Neben fünf Sinfoniekonzerten wird er drei Opern, darunter "Die Zauberflöte" von Mozart, übernehmen. Außerdem werde er zum Jahreswechsel erstmals Beethovens 9. Sinfonie dirigieren. "Das ist wie das erste Mal in die Nationalmannschaft berufen zu werden", sagt der Dirigent, der zuletzt als stellvertretender GMD und 1. Kapellmeister am Theater Kiel tätig war.
Richtig austoben wolle er sich dann ab der Spielzeit 2018/19 mit spartenübergreifenden Angeboten und Crossover-Projekten, die aber mehr zusammenbringen sollen als lediglich Klassik und moderne Musik. "Denn nur Crossover ist ja auch schon wieder Oldschool, ich würde gern ein bisschen raffinierter an die Sache herangehen."
Zunächst sei es ihm wichtig, dass er und das Orchester zusammenwachsen. "Das hat ja ein bisschen was von einer Ehe", meint der Vater eines zwölfjährigen Sohnes scherzhaft. Und in diesem Fall auch etwas von einem Comeback. Denn Siberski und das Philharmonische Orchester Plauen-Zwickau sind sich nicht ganz fremd.
Als Trompeter unter anderem in der Staatskapelle Berlin gehörte Siberski zur Weltspitze. Ganz oben angekommen, gab er alles auf und wagte mit einem Dirigierstudium einen Neuanfang, assistierte später Größen wie Daniel Barenboim, Kent Nagano oder Fabio Luisi. Das Dirigieren führte Leo Siberski quer durchs Land unter anderem nach Berlin, Düsseldorf, Görlitz, München oder Dresden und ebenfalls bereits nach Zwickau.
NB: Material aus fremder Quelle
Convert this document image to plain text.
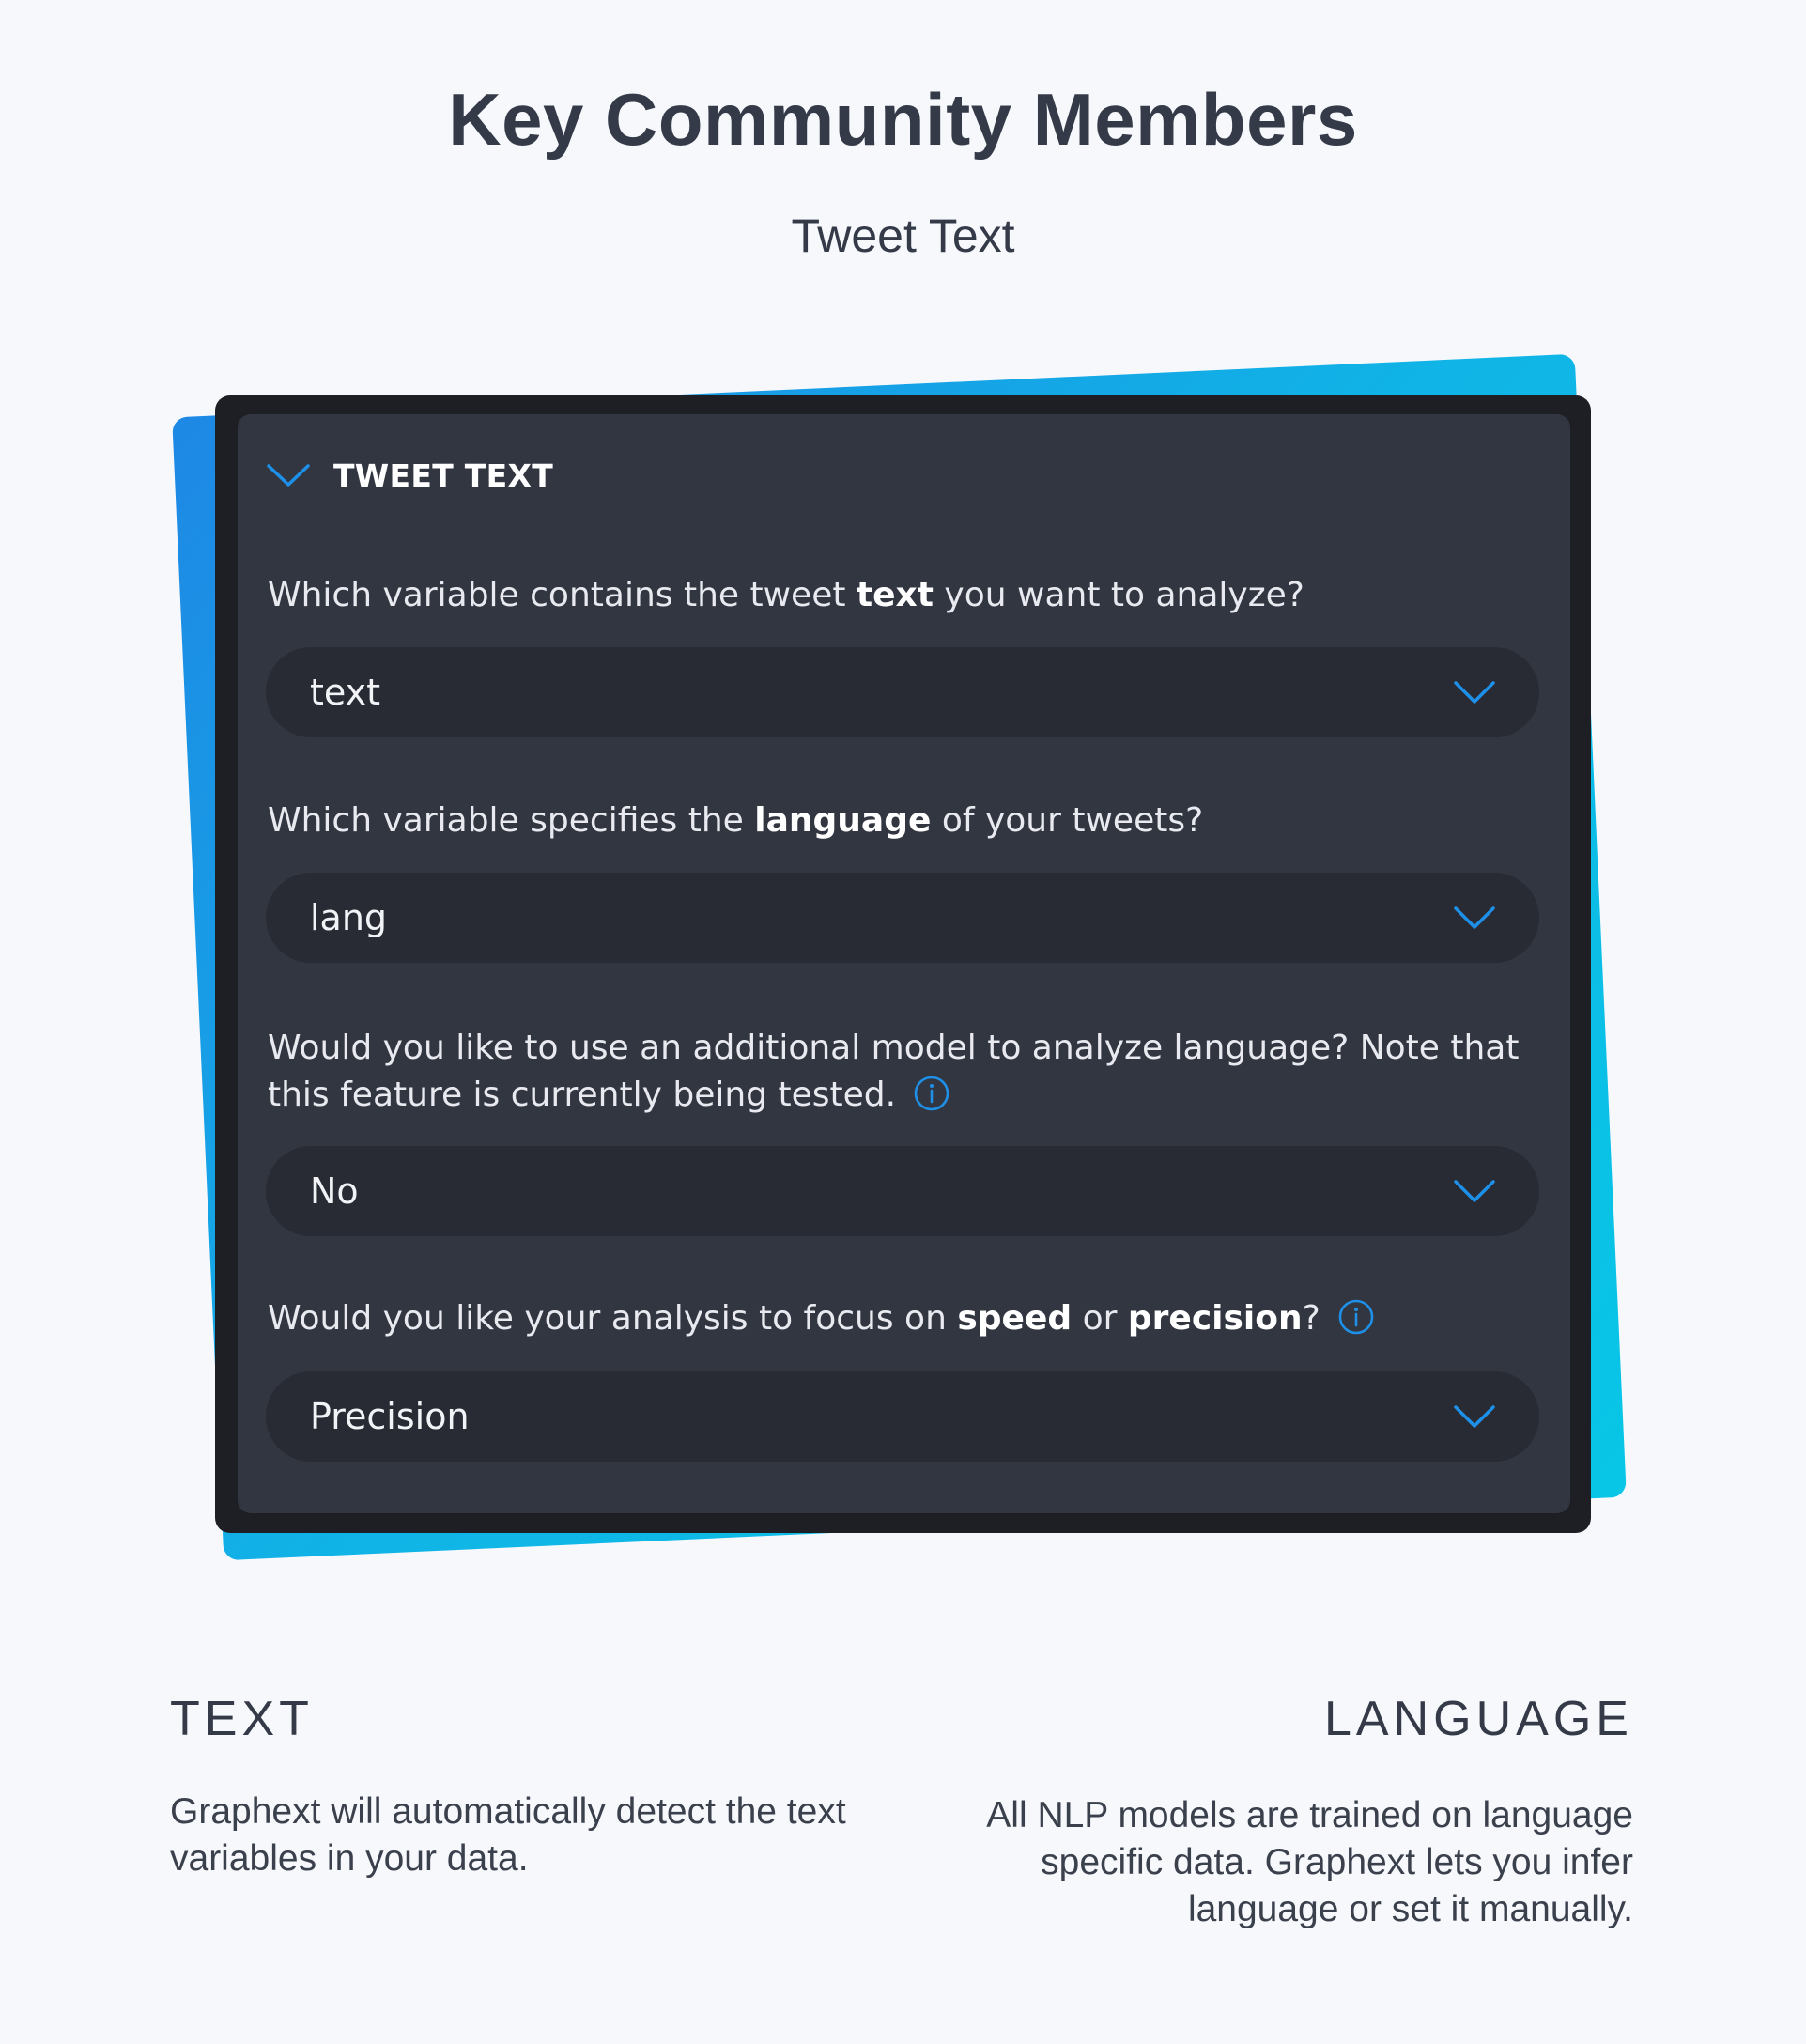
Key Community Members
Tweet Text
TWEET TEXT
Which variable contains the tweet text you want to analyze?
text
Which variable specifies the language of your tweets?
lang
Would you like to use an additional model to analyze language? Note that this feature is currently being tested.
No
Would you like your analysis to focus on speed or precision?
Precision
TEXT
Graphext will automatically detect the text variables in your data.
LANGUAGE
All NLP models are trained on language specific data. Graphext lets you infer language or set it manually.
Aus dieser Zeit sind ihm nicht nur viele Namen und eine gute Ortskenntnis geblieben – wie Intendant Roland May im Bewerbungsgespräch positiv auffiel. Vor allem die Solidarität des Klangkörpers beeindruckt Siberski bis heute. Denn die derzeit 76 Musiker teilen sich seit der Theaterfusion 66 Planstellen – mehr gibt es aus Kostengründen nicht. Sie verzichten also für Klang und Kollegen auf Geld, denn ohne diese Anzahl von Instrumenten seien bestimmte Werke nicht spielbar, erläutert May.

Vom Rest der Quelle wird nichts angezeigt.